A major focus of discussions at Great Lakes Metro Chambers Coalition’s DC Fly-In in March revolved around Talent. Workforce development is a topic that crosses most of the industries in our country, although different areas of the Great Lakes Metro Chambers Coalition feel it in different ways. Common pain points include a lack of candidates with training in skilled trades, inadequate understanding of the soft skills necessary to be successful, and an underdeveloped pipeline to expose children to a variety of career paths at an earlier age.
Dr. Casey Sacks, Assistant Deputy Secretary of Education joined us to address the Department of Education’s philosophy of creating multiple pathways to success for all students. This means “rethinking our educational systems” to better align the needs of the business community with the programs offered by schools from K-12 through community colleges. This “employer-led” approach to workforce development resonates with many Chambers, as it utilizes the data (both factual and anecdotal) that Chambers and Economic Development organizations collect from members on a regular basis.

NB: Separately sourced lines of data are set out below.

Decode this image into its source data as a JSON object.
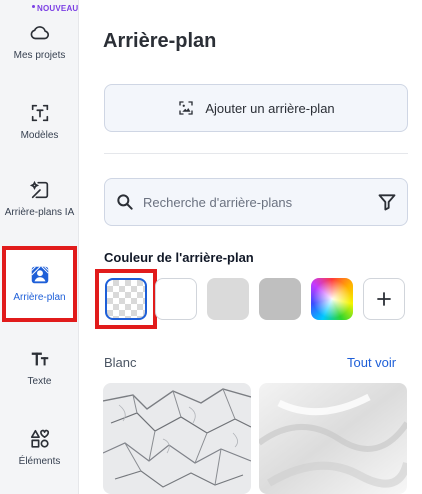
{
  "sidebar": {
    "badge": "NOUVEAU",
    "items": [
      {
        "label": "Mes projets",
        "icon": "cloud-icon"
      },
      {
        "label": "Modèles",
        "icon": "template-icon"
      },
      {
        "label": "Arrière-plans IA",
        "icon": "ai-background-icon"
      },
      {
        "label": "Arrière-plan",
        "icon": "background-icon",
        "active": true
      },
      {
        "label": "Texte",
        "icon": "text-icon"
      },
      {
        "label": "Éléments",
        "icon": "elements-icon"
      }
    ]
  },
  "main": {
    "title": "Arrière-plan",
    "add_button": "Ajouter un arrière-plan",
    "search_placeholder": "Recherche d'arrière-plans",
    "color_section": "Couleur de l'arrière-plan",
    "swatches": [
      {
        "name": "transparent"
      },
      {
        "name": "white",
        "color": "#ffffff"
      },
      {
        "name": "light-gray",
        "color": "#dadada"
      },
      {
        "name": "gray",
        "color": "#bfbfbf"
      },
      {
        "name": "color-picker"
      },
      {
        "name": "add-color"
      }
    ],
    "images_section": "Blanc",
    "see_all": "Tout voir"
  },
  "colors": {
    "accent": "#1e5fd8",
    "highlight": "#e11b1b",
    "badge": "#7b3fe4"
  }
}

Of particular note is the 2018 reauthorization of the $1.2 billion Perkins Act, which provides funding for Career Technical Education (CTE) programs and job training for students. In the reauthorized version, states are granted greater authority to set their own CTE goals, eliminating a previous negotiation process with the Secretary of Education. To set these goals, states must do a needs assessment of what skills are needed in key industries and use that data to help community colleges develop students with skills that match the needs of existing and future careers. The Perkins Act keeps businesses at the table to help validate the skills that are taught.
Discussion of the Higher Education Act shed light on the issues with the Federal Student Aid program, FAFSA. For populations in certain demographics, the complexity of FAFSA applications creates a barrier to receiving aid and can widen the socioeconomic gap by restricting opportunities for education for students in those populations. Another issue noted in the area of higher education is the relationship between the funding responsibilities of state governments versus the federal government where funding is concerned. The federal government is looking for more accountability from the states.
Workforce development issues are also linked to the areas of Transit and Immigration. When assessing the talent pool in a given area, the access to reliable transportation to commute to work is a pain point. From a historical perspective, our transit systems were originally designed to transport workers into the downtown areas to work. Over the decades, the expansion of commerce and manufacturing to more suburban and rural areas has not been matched with an expansion in modes of transportation, nor in an increase in routes to deliver workers to the location of their jobs. This places a burden on both employer and available worker and places a roadblock in connecting them for employment.
From an Immigration perspective, the topic of H-1B Visas was a prominent concern for employers and communities with a large immigrant workforce. Employers with a highly educated workforce recruited from around the globe report losing employees who aren't able to attain permanent citizenship. In a conversation with Senator Bob Casey (PA), he commented that the pathway to citizenship leaves employers in a position of not being able to provide predictability or stability for their employees. When going through the process, which takes several years, an employee cannot change jobs, even to be promoted within the same company. Changing of status in any way requires the applicant to start the citizenship process back at the beginning, which leaves many stuck in positions for which they are far overqualified, and without opportunity for advancement or upward mobility.
The lengthy citizenship application process leaves employers and workers in a perpetual state of insecurity of work status. When permanent residency is denied to an employee who has been with a company for a number of years on an H-1B Visa, the training and investment in that employee is lost. Consider the innovative research brains that vacate our research institutions when they are sent back to their countries of origin. That’s a loss for our labs and a gain for someone else’s.
The United States currently makes 140,000 green cards available every year to employment-based immigrants, including many who first come here on temporary H-visa. The law, however, provides that not more than seven per cent of these green cards can go to nationals of any one country even though some countries are more populous than others. Because of this seven per cent limit, for example, a Chinese or Indian post-graduate may have to wait half a decade or more for a green card, much longer than a student from a less-populated country. Recent legislation proposed in both the House and Senate (the “Fairness for High-Skilled Immigrants Act”)could cut the per-country green card limit, and benefit employers and employees alike.
In certain communities, and in certain industries, the size of the immigrant work force is at such high levels that the economy of the entire community would be destabilized should all immigrants be returned to their countries of origin. For example, consider the impact on our country’s agriculture ecosystem should the majority of the workforce be deported. There is also concern of the loss to the GDP to the countries of origin as workers here are no longer sending money to their families, as well the inability of those countries of origin to reabsorb so many returning citizens, thus also destabilizing those countries as well.
From a travel and tourism perspective, GLMCC members reported conferences that would have been held in their cities being moved out of the country since prominent speakers from countries outside of the U.S were denied Visas to visit and speak. That’s money that could be spent in their communities.
Immigration is clearly a topic with both micro and macro implications. Every speaker we met agreed that the Immigration system is broken, and the issues it raises from a business and economic perspective are only one piece of the puzzle.